In the 1950s I believe there were far fewer framers around. And those that were, were very professional. Not only that but there was generally a close relationship between the artist and his/her framer. That closeness was, and is, good for framing.
I used Ernest Wheatley, who had a premises close to Carnaby Street in London. Two key men worked there. One was an Italian gilder, called Dino de Biasi, and the other, Len. Len was a genius. He could paint a frame by dragging various colours over it, and could cut a cardboard mount with a scalpel and by eye. He had amazing skills. I never used Robert Siell (if that was how his name was spelled). He would put a painting on an easel, stand back like an artist, and apply various mouldings before painting the appropriate one. I have a painting of a nude lady in one of his frames. His own design of a moulding for this is a simple spoon-shape, painted a dark grey, with the forward edge a ripple of gold leaf. It is a frame made by a master.
Dino de Biasi left Wheatley to set up on his own, and I used him for a part gilded frame of some width around one of my first landscapes painted after the war. But the large area of gold detracted from the leafy green subject, so I had to rub a thin mixture of wax and oil colour over it to soften its power. The change was surprisingly successful. Dino left for Wales. I hope he did well there.
When someone buys a painting from me, I would rather that they have it framed by their own framer, but for the mounts on A4 small works I like to paint a mount around the subject to get the effect that I think is appropriate. And I don't pay much for the frames as I expect the new owners to have different ideas from mine.
My present framers are Llexia, run by a charming Japanese lady, called Matsue, and her husband Patrick.
I wrote earlier of the close relationships between artists and framers. Now came an even more surprising relationship between Patrick and myself.

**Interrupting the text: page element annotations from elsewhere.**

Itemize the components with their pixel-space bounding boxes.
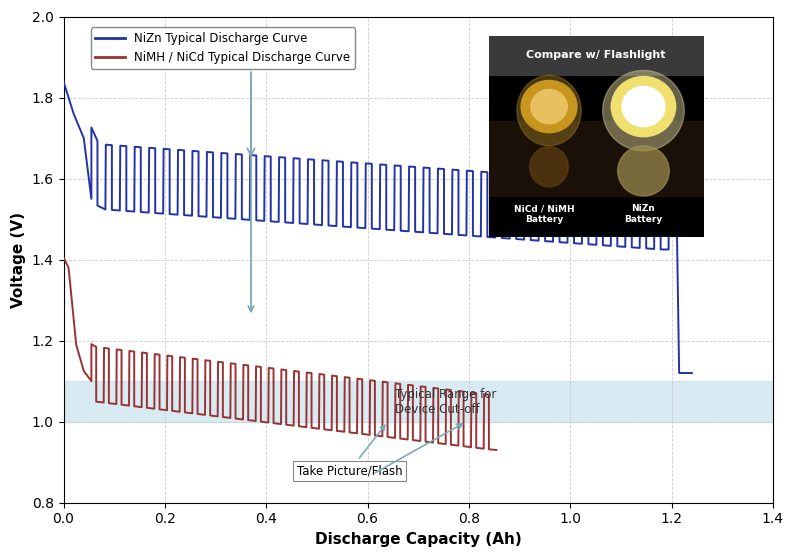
Text: Typical Range for
Device Cut-off: Typical Range for Device Cut-off bbox=[395, 388, 497, 416]
Ellipse shape bbox=[618, 146, 669, 196]
Ellipse shape bbox=[603, 70, 684, 151]
Y-axis label: Voltage (V): Voltage (V) bbox=[11, 211, 26, 307]
X-axis label: Discharge Capacity (Ah): Discharge Capacity (Ah) bbox=[315, 532, 522, 547]
Bar bbox=[64, 381, 773, 422]
Ellipse shape bbox=[529, 147, 568, 187]
Bar bbox=[489, 121, 704, 197]
Text: NiZn
Battery: NiZn Battery bbox=[624, 204, 662, 224]
Circle shape bbox=[531, 89, 568, 124]
Legend: NiZn Typical Discharge Curve, NiMH / NiCd Typical Discharge Curve: NiZn Typical Discharge Curve, NiMH / NiC… bbox=[91, 27, 355, 69]
Ellipse shape bbox=[517, 75, 581, 146]
Bar bbox=[489, 36, 704, 76]
Text: Take Picture/Flash: Take Picture/Flash bbox=[297, 425, 402, 477]
Circle shape bbox=[611, 76, 676, 137]
Text: Compare w/ Flashlight: Compare w/ Flashlight bbox=[526, 50, 666, 60]
Text: NiCd / NiMH
Battery: NiCd / NiMH Battery bbox=[514, 204, 575, 224]
Circle shape bbox=[622, 86, 665, 127]
Text: Camera On: Camera On bbox=[196, 55, 307, 156]
Circle shape bbox=[522, 80, 577, 133]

I had taken into his shop one of my larger paintings to be framed for a one-man show at the Mayor Gallery, in Cork Street, London. It was one for the exhibition entitled "Aircraft Shadows". So we started to talk of aeroplanes, and he to learn that at one time in the war, when I was training to become a pilot, I was stationed at RAF Davidstow Moor in Cornwall with Coastal Command to gain operational experience. I was simply another pair of eyes and sitting in the co-pilot's seat of Warwick aeroplanes on the lookout for the highly armed German Condor aircraft. We had a lifeboat slung beneath the fuselage to drop toward baled-out aircrew. It transpired that Patrick's father was also at Davidstow as a pilot, flying the same aircraft. In the often rather casual way we treated flying then (there was no Health and Safety regulation), my name might or might not be in his logbook. So we looked up dates and they coincided. But instead of my name he had recorded "passenger".
So had we been shot down over the Bay of Biscay, drowned, and our bodies recovered, perhaps my gravestone would have simply stated "A Passenger".